General information
- Architectural style: Romano-British Villa
- Location: Brantingham, East Riding of Yorkshire, England
- Coordinates: 53°44′51″N 0°35′19″W﻿ / ﻿53.747428°N 0.58870962°W
- OS grid reference: SE 9317 2882
- Construction started: c. 2nd century

= Brantingham Roman villa =

Brantingham Roman villa is a Roman villa, now a scheduled monument, near Brantingham, East Riding of Yorkshire, England.

==Villa==
The villa would have been closely associated with the Roman town Petuaria Parisorum, where Brough now stands. Petuaria marked the southern end of the Roman road known now as Cade's Road, which ran roughly northwards for a hundred miles to Pons Aelius (modern-day Newcastle upon Tyne). The section from Petuaria to Eboracum (York) was also the final section of Ermine Street.

The villa site was discovered in 1941 at Cockle Pits stone quarry when two geometric mosaics were uncovered. Excavations in 1961 discovered the remains of the villa building, including a large room with a mosaic floor measuring 11.13 m x 7.77 m and a corridor which led to four other rooms. In 1983 a further series of excavations encountered Iron Age ditched enclosures on the site followed by a series of rectangular buildings on the site dating from the 2nd century to the 4th century AD.

===Mosaics===
Two mosaics were discovered in 1941, recorded and reburied. In 1948 they were excavated and were due to be moved to the Hull and East Riding Museum.

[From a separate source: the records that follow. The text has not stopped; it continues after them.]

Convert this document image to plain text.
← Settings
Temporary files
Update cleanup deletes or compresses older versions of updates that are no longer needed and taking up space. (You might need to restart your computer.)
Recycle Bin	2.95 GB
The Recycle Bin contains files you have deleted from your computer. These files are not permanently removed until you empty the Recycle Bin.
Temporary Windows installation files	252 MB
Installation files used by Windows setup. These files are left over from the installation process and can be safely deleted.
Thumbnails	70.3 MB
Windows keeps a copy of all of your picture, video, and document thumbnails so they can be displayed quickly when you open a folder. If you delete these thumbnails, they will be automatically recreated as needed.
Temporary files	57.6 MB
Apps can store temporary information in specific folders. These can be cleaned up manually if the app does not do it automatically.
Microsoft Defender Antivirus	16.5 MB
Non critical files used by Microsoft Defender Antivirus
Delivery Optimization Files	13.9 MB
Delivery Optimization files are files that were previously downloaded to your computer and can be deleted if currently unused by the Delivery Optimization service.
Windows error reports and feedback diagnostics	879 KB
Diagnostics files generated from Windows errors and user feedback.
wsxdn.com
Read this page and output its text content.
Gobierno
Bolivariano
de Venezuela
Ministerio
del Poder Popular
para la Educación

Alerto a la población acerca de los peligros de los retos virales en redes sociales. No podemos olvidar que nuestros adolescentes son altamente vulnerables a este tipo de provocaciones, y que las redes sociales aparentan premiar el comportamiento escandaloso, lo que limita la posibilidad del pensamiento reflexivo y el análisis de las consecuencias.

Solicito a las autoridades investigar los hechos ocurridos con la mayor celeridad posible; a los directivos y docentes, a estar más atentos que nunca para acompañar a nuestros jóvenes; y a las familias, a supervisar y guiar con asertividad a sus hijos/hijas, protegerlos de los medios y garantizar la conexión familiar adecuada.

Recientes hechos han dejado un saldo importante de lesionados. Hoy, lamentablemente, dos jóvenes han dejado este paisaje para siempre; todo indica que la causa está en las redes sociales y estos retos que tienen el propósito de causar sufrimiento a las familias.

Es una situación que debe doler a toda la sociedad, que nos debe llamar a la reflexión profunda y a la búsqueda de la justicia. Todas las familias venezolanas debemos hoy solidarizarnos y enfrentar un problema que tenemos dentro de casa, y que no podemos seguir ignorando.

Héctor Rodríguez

After they had been prepared for removal, the larger of the two mosaics was stolen and has never been recovered. A local rumour suggested that it had been loaded onto a military plane bound for America the next day. The other is on display at the museum. Both of the 1941 mosaics were decorated with geometric patterns; the stolen one measured 3.55 m x 2.05 m.